I tribali Ho conducono una vita semplice. Non è molto diversa da quella della grotta della Natività in cui nacque il Principe della Pace, anche tra i nostri abitanti dei villaggi tribali ci sono molte difficoltà. La grotta in cui nacque Gesù doveva essere puzzolente perché lì le vacche avevano il loro foraggio e l'acqua di notte. San Giuseppe deve averla pulita e messo un po' di paglia avanzata nella mangiatoia. Deve aver tolto con le mani nude lo sterco di mucca da un angolo della stalla e potrebbe non aver avuto acqua per lavarsi. Vuol dire che forse anche Giuseppe e Maria potevano puzzare. Può darsi che si siano adattati stringendosi tra gli animali nel freddo pungente. Quali sofferenze deve aver patito la Madre Maria per dare alla luce il suo Figlio primogenito. E dopo il parto questa povera famiglia è dovuto fuggire in una terra straniera per nascondersi. La realtà della miseria di una famiglia poverissima a quel tempo passata inosservata, rifiutata da tutti: questa è l'immagine del Natale che mi piace raccontare.

A me pare che grandi decorazioni, alberi di Natale, presepi attraenti, celebrazioni... non portano il vero significato del Natale. Più veritiero sarebbe identificare in uno dei villaggi una povera vedova, che difficilmente ha cibo, vestiti e rifugio. Comprarle del cibo e dei vestiti caldi per aiutarla un po' in questo freddo pungente.

Mi piace ricordare tutti gli sfollati, i cristiani perseguitati che vivono ancora lontano dai loro villaggi nativi; conosco personalmente molti di loro.
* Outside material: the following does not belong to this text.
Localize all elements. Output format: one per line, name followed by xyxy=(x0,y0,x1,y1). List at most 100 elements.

Ricordo i senzatetto, gli affamati, le donne e le ragazze abusate sessualmente, gli innocenti dietro le sbarre, i tribali e i dalit che vengono sfruttati... Credo che anche queste persone abbiano una parte della sofferenza e del dolore della famiglia di Giuseppe. Che il Bambino Gesù li conforti e dia loro la forza divina per affrontare con coraggio la sfida di vivere una vita dignitosa.

Dopo la Messa della notte di Natale, i tribali Ho sono rimasti a lungo a cantare e danzare. Molti girano per i villaggi, intonando le canzoni di Natale, tornano a casa solo alla mattina. Le loro celebrazioni sono comunitarie, in questo periodo natalizio: è meraviglioso assistere a Dio che vive tra i poveri.
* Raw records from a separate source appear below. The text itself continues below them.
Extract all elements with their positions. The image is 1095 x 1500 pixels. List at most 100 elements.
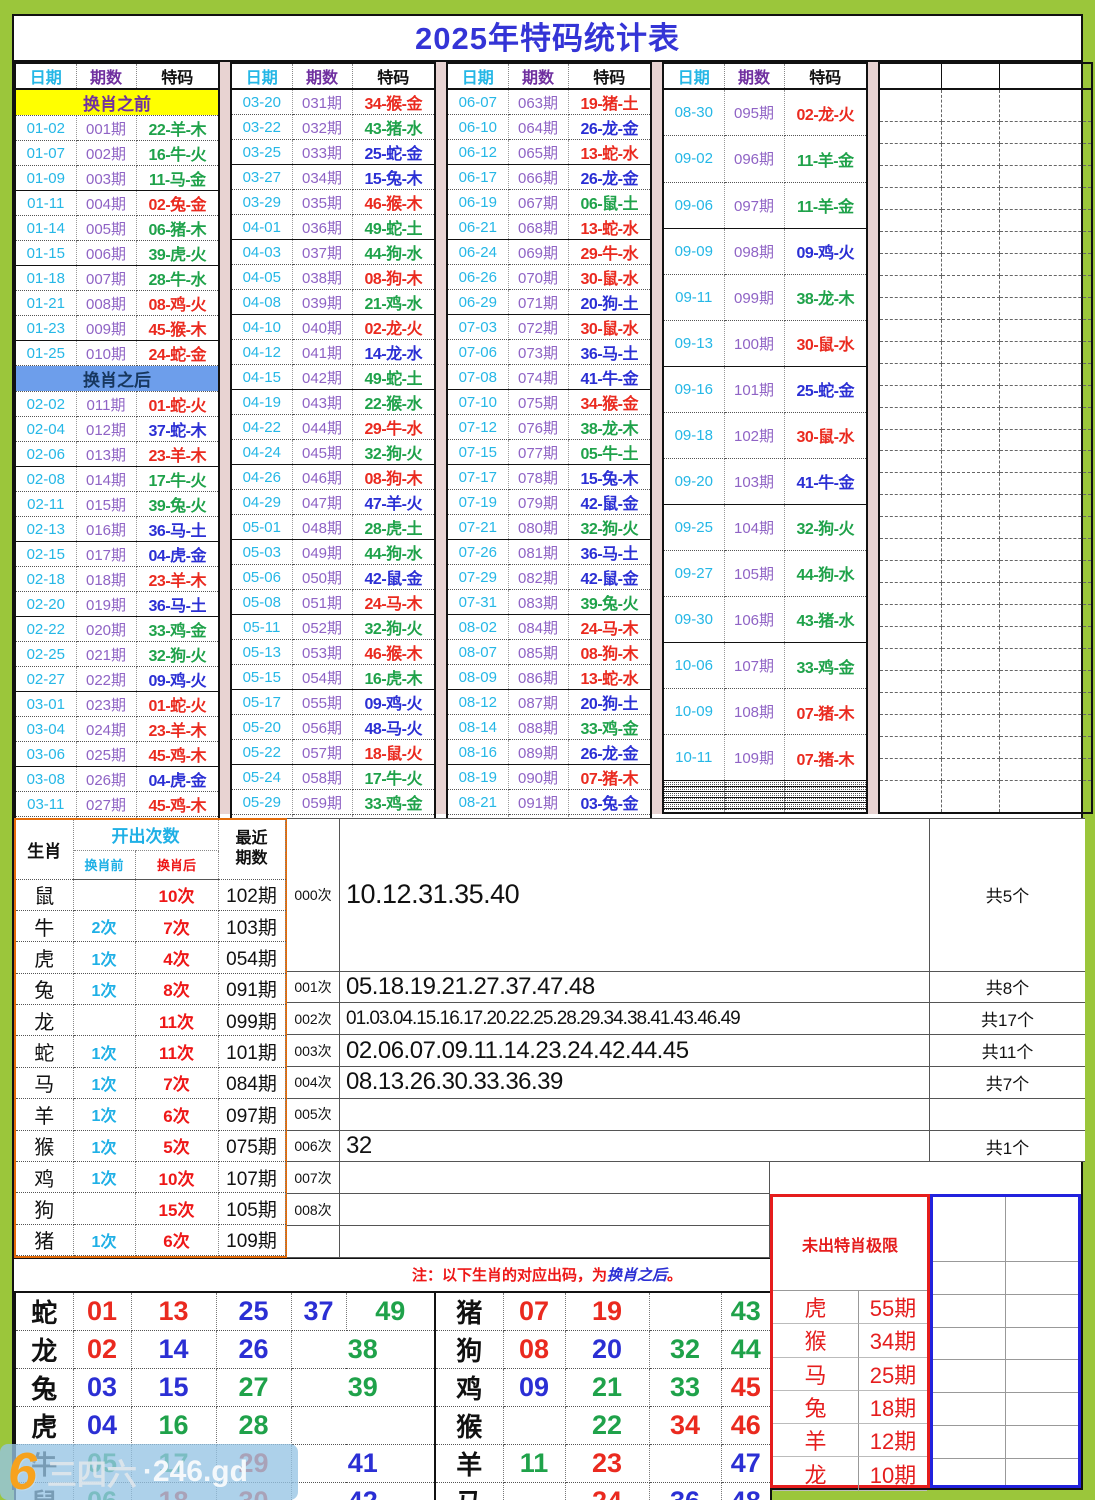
watermark-text-cn: 三四六 (47, 1450, 137, 1494)
empty-cell (999, 670, 1092, 692)
draw-row: 08-12087期20-狗-土 (447, 690, 651, 715)
draw-code-cell: 23-羊-木 (136, 567, 219, 592)
empty-columns-table (878, 62, 1093, 814)
limit-row: 兔18期 (773, 1391, 927, 1424)
blue-box-gridline (933, 1425, 1078, 1426)
draw-row: 09-09098期09-鸡-火 (663, 228, 867, 274)
draw-period-cell: 034期 (292, 165, 352, 190)
group-separator (652, 62, 662, 814)
zodiac-change-banner: 换肖之后 (15, 366, 219, 392)
blue-box-gridline (933, 1458, 1078, 1459)
mapping-row: 狗08203244 (435, 1331, 771, 1369)
map-number-cell: 09 (503, 1369, 565, 1407)
empty-cell (999, 122, 1092, 144)
map-number-cell: 45 (721, 1369, 771, 1407)
draw-date-cell: 03-27 (231, 165, 292, 190)
draw-row: 05-08051期24-马-木 (231, 590, 435, 615)
draw-code-cell: 20-狗-土 (568, 290, 651, 315)
empty-cell (941, 714, 999, 736)
draw-period-cell: 019期 (76, 592, 136, 617)
empty-cell (999, 495, 1092, 517)
empty-cell (879, 561, 941, 583)
stats-row: 鼠10次102期 (16, 879, 285, 910)
draw-row: 07-31083期39-兔-火 (447, 590, 651, 615)
draw-date-cell: 01-25 (15, 341, 76, 366)
draw-code-cell: 39-兔-火 (136, 492, 219, 517)
freq-numbers (340, 1099, 930, 1131)
limit-zodiac-cell: 猴 (773, 1324, 859, 1357)
limits-title: 未出特肖极限 (773, 1197, 927, 1291)
empty-row (879, 210, 1092, 232)
empty-row (879, 583, 1092, 605)
draw-period-cell: 048期 (292, 515, 352, 540)
empty-cell (879, 319, 941, 341)
draw-row: 04-08039期21-鸡-水 (231, 290, 435, 315)
freq-numbers: 08.13.26.30.33.36.39 (340, 1067, 930, 1099)
draw-code-cell: 33-鸡-金 (568, 715, 651, 740)
draw-period-cell: 104期 (724, 504, 784, 550)
map-number-cell: 22 (565, 1407, 649, 1445)
draw-date-cell: 04-05 (231, 265, 292, 290)
draw-code-cell: 07-猪-木 (568, 765, 651, 790)
draw-period-cell: 007期 (76, 266, 136, 291)
draw-date-cell: 02-06 (15, 442, 76, 467)
empty-row (879, 275, 1092, 297)
frequency-row: 004次08.13.26.30.33.36.39共7个 (287, 1067, 1085, 1099)
draw-code-cell: 05-牛-土 (568, 440, 651, 465)
draw-period-cell: 100期 (724, 320, 784, 366)
draw-date-cell: 08-21 (447, 790, 508, 815)
draw-code-cell: 34-猴-金 (352, 89, 435, 115)
empty-cell (879, 495, 941, 517)
draw-row: 01-14005期06-猪-木 (15, 216, 219, 241)
map-number-cell: 43 (721, 1292, 771, 1331)
draw-row: 07-06073期36-马-土 (447, 340, 651, 365)
stats-zodiac-cell: 蛇 (16, 1036, 73, 1067)
draw-row: 09-30106期43-猪-水 (663, 596, 867, 642)
draw-date-cell: 08-30 (663, 89, 724, 136)
draw-date-cell: 09-09 (663, 228, 724, 274)
empty-cell (941, 736, 999, 758)
draw-code-cell: 36-马-土 (136, 592, 219, 617)
draw-period-cell: 091期 (508, 790, 568, 815)
empty-cell (879, 232, 941, 254)
map-number-cell: 38 (291, 1331, 435, 1369)
empty-cell (879, 780, 941, 813)
draw-period-cell: 051期 (292, 590, 352, 615)
draw-row: 04-29047期47-羊-火 (231, 490, 435, 515)
empty-cell (724, 810, 784, 813)
empty-row (879, 254, 1092, 276)
frequency-row: 005次 (287, 1099, 1085, 1131)
map-number-cell: 27 (216, 1369, 291, 1407)
draw-date-cell: 01-02 (15, 116, 76, 141)
draw-row: 08-21091期03-兔-金 (447, 790, 651, 815)
empty-cell (999, 275, 1092, 297)
draw-date-cell: 02-22 (15, 617, 76, 642)
draw-period-cell: 070期 (508, 265, 568, 290)
draw-date-cell: 07-06 (447, 340, 508, 365)
empty-cell (999, 429, 1092, 451)
draw-period-cell: 098期 (724, 228, 784, 274)
stats-zodiac-cell: 牛 (16, 911, 73, 942)
draw-period-cell: 080期 (508, 515, 568, 540)
empty-cell (999, 144, 1092, 166)
draw-period-cell: 014期 (76, 467, 136, 492)
draw-row: 02-04012期37-蛇-木 (15, 417, 219, 442)
draw-row: 09-18102期30-鼠-水 (663, 412, 867, 458)
empty-row (879, 166, 1092, 188)
empty-cell (879, 166, 941, 188)
draw-code-cell: 24-马-木 (352, 590, 435, 615)
draw-row: 05-17055期09-鸡-火 (231, 690, 435, 715)
empty-cell (941, 232, 999, 254)
map-number-cell: 03 (73, 1369, 131, 1407)
draw-row: 08-14088期33-鸡-金 (447, 715, 651, 740)
draw-date-cell: 07-12 (447, 415, 508, 440)
code-column-header: 特码 (784, 63, 867, 89)
draw-row: 05-01048期28-虎-土 (231, 515, 435, 540)
draw-period-cell: 027期 (76, 792, 136, 817)
blue-box-gridline (933, 1261, 1078, 1262)
mapping-row: 龙02142638 (15, 1331, 435, 1369)
map-number-cell: 26 (216, 1331, 291, 1369)
group-separator (868, 62, 878, 814)
empty-cell (999, 605, 1092, 627)
draw-code-cell: 49-蛇-土 (352, 215, 435, 240)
Nel distretto di Mayurbhanj, anche due decenni dopo l'assassinio di p. Arul Doss, la fede della gente è molto forte: sanno che Gesù è venuto come uno di loro, un povero bambino, in un umile mangiatoia, in vite fragili, piene di pericolo e insicurezze. Ma Gesù è venuto per dare vita e speranza, e questo è il nostro Natale tra i tribali Ho, Natale con noi.